COVID-19. ISOLAMENTO PROFILÁTICO E SUBSÍDIOS DE DOENÇA, CONHEÇA OS SEUS DIREITOS!

Isolamento Profilático

Um trabalhador que seja impedido temporariamente de exercer a sua atividade profissional por determinação da Autoridade de Saúde, devido ao perigo de contágio pelo COVID-19, tem direito a receber um subsídio correspondente a 100% da sua remuneração durante os 14 dias de isolamento.

Como é emitida a declaração da situação de isolamento profilático?

A declaração é emitida pela Autoridade de Saúde (Delegado de Saúde) para cada trabalhador. O modelo está disponível em www.seg-social.pt e em www.dgs.pt e substitui o documento justificativo de ausência ao trabalho.

De que forma se desencadeia o processo?

Para desencadear o processo, o trabalhador deve entrar em contacto com a Autoridade de Saúde, que trata de emitir a declaração de isolamento profilático. Posteriormente, o trabalhador deve enviá-la para a sua entidade empregadora, encarregue de a remeter à Segurança Social no prazo máximo de 5 dias.

 

Esta declaração é uma baixa médica?

Não. A declaração que atesta a necessidade de cumprir isolamento profilático substitui o documento que justifica a ausência ao trabalho. Serve para efeitos de justificação de faltas e atribuição de subsídio, bem como no caso de assistência a filho ou neto, caso estes fiquem em situação de isolamento.

 

Como é feito o pagamento do subsídio?

O pagamento processa-se nas mesmas datas em que são efetuados os pagamentos do subsídio de doença. Assim sendo, o subsídio é pago a partir do primeiro dia de isolamento, não estando sujeita a período de espera.

 

Se estiver em regime de isolamento profilático, mas puder exercer funções em regime de teletrabalho, há direito ao subsídio?

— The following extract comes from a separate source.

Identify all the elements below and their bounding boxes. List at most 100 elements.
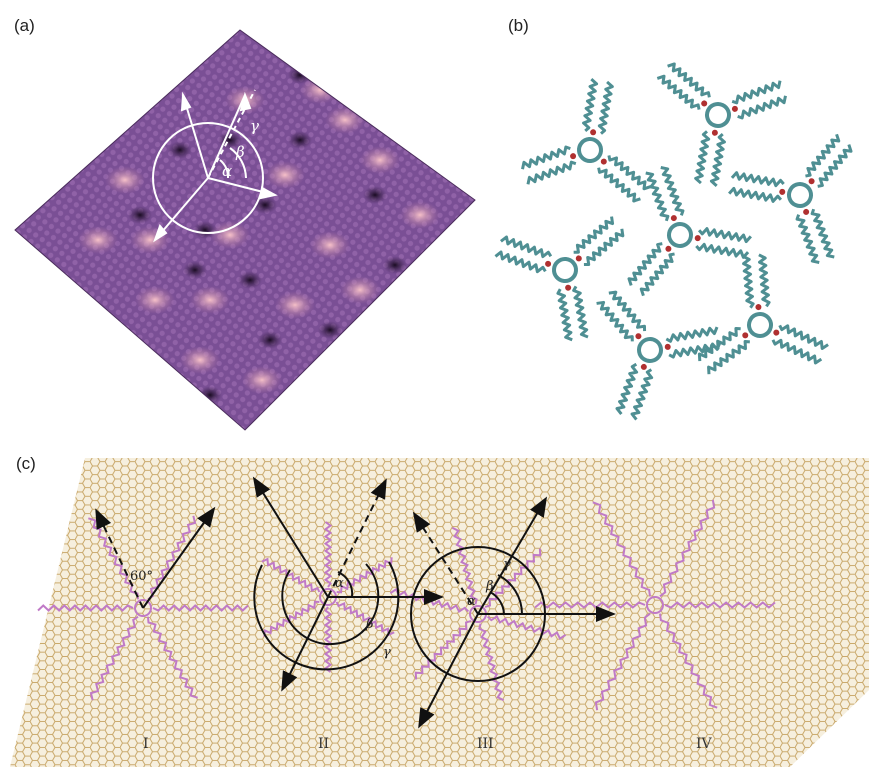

Não. No caso do trabalhador continuar a prestar serviço em regime de teletrabalho, este continua a receber a sua remuneração habitual, paga na totalidade pela entidade empregadora.

 

 

Subsídio de doença

Quem contrair a doença tem direito a receber subsídio por parte da segurança social, basta ter um certificado de incapacidade temporária (a chamada ‘baixa médica’).

Qual o valor do subsídio para quem contrair a doença?

Se a duração for até 30 dias, tem direito a 55% face à remuneração de referência. De 31 a 90 dias, o valor sobe para 60%, de 91 a 365 dias corresponde a 70% e, no caso de ultrapassar os 365 dias, recebe 75%.

Se o trabalhador estiver em isolamento profilático e contrair a doença antes do prazo dos 14 dias, passa a receber os 55% da remuneração de referência?

Sim. Assim que se verificar que a pessoa ficou doente é emitido um certificado de incapacidade temporária (CIT) que substitui a declaração de isolamento profilático e aplica-se a lei em vigor, passando a receber o subsídio de doença.

 

Assistência a filho ou neto

Também no caso de o trabalhador ter de faltar ao trabalho para prestar assistência a um filho ou neto há direito a receber subsídio durante esse período. Este deve ser requerido, de preferência, na Segurança Social Direta (SSD), anexando a copia da declaração de isolamento profilático emitida pela Autoridade de saúde.

Qual o valor no caso de assistência a um destes familiares?

Até à entrada em vigor do Orçamento do Estado (OE) para 2020, o montante para assistência a filho corresponde a 65% da remuneração de referência.

Após a entrada em vigor do OE 2020, o montante diário passa para 100% no caso dos filhos e 65% para netos.